Worse still I established there was interaction between one of the Javascript libraries used and Google Analytics, which meant Google Analytics wasn’t running at the ideal moment it should. Downloading and starting Javascript in a page as early as possibly, whilst not delaying other things, and not updating the page before it is ready, is a bit of an art.

The practical upshot of all this was to ask ‘Do we need a Facebook “like” buttons all over the place?”, and “Do we need Google Analytics after they have logged in?”, and whilst these features have some value to us we decided they didn’t have enough to justify the delay.
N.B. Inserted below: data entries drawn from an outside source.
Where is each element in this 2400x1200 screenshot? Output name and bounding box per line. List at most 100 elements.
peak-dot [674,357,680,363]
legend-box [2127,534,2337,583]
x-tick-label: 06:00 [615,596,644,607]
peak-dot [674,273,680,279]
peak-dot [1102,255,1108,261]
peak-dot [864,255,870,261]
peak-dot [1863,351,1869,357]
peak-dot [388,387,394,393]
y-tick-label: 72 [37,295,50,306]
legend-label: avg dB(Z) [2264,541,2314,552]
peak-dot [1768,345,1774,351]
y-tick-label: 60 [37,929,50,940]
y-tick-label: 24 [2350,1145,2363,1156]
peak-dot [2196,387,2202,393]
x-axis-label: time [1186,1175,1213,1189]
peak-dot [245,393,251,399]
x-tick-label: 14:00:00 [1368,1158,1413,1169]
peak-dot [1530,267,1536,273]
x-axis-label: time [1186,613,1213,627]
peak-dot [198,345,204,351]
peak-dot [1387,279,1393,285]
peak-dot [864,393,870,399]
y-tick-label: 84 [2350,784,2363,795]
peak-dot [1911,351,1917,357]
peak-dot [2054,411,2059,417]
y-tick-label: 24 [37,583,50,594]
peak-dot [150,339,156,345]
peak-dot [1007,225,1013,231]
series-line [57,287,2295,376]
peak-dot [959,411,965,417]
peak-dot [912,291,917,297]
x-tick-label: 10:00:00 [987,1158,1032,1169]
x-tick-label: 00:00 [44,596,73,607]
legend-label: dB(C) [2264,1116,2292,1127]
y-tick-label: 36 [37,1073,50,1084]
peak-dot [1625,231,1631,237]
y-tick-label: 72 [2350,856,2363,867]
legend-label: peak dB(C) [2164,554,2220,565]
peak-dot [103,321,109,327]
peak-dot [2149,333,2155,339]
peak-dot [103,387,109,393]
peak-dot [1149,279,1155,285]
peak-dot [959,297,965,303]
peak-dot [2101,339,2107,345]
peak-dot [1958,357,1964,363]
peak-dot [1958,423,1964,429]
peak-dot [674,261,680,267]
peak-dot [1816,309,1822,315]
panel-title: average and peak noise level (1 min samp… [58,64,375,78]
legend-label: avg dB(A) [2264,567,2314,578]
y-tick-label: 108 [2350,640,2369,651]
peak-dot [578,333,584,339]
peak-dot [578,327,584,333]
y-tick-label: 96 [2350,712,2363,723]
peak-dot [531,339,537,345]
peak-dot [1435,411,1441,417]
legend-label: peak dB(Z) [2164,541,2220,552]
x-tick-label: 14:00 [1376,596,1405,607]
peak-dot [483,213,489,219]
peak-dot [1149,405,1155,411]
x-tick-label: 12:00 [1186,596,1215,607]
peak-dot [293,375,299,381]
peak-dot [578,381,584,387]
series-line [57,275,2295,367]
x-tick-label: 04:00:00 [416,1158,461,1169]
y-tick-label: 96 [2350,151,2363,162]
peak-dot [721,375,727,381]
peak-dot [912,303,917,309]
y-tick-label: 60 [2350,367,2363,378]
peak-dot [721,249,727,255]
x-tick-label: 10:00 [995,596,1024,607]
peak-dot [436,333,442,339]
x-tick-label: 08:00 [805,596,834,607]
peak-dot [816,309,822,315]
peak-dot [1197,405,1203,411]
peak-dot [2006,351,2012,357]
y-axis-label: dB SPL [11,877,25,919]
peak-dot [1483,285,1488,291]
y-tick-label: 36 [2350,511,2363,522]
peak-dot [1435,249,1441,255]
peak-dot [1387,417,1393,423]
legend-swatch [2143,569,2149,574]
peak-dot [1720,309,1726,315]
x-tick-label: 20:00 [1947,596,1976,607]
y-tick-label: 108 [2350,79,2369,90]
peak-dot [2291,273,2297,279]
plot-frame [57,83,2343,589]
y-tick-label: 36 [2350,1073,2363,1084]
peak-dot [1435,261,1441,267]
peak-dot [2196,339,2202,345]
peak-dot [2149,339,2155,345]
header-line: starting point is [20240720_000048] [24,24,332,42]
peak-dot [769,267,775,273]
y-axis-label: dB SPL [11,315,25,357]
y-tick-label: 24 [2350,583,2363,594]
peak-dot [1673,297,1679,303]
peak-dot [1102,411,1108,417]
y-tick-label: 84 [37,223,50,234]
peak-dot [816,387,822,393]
The Facebook component could have anticipated receiving an error from Facebook (either by hiding it, and revealing when it worked, or by testing for success). But we, like most folk, cut and paste the code snippet from Facebook and stuff it in, much of their code is already compacted so code review is hard, and it is hard to simulate all the kinds of failure you might get from their site so with limited testing resource, and plenty of our own code to test, we accept our shared fate with the rest of Facebook’s users.

I like Facebook, and Google+, integrating them into your website can make the experience of surfing the web better. You can create accounts quickly and easily. But be sparing in building 3rd party dependencies into your site, and remember the mathematics of downtime is not kind. If you rely on two services that have 99% availability you are already down to 98.01%  before you factor in your own service availability.

If you load your website with Gravatar icons, Facebook comments, Addthis buttons and similar  such that it takes 48 seconds to load, I will spend more time wondering about your site’s construction than I will interacting with your content.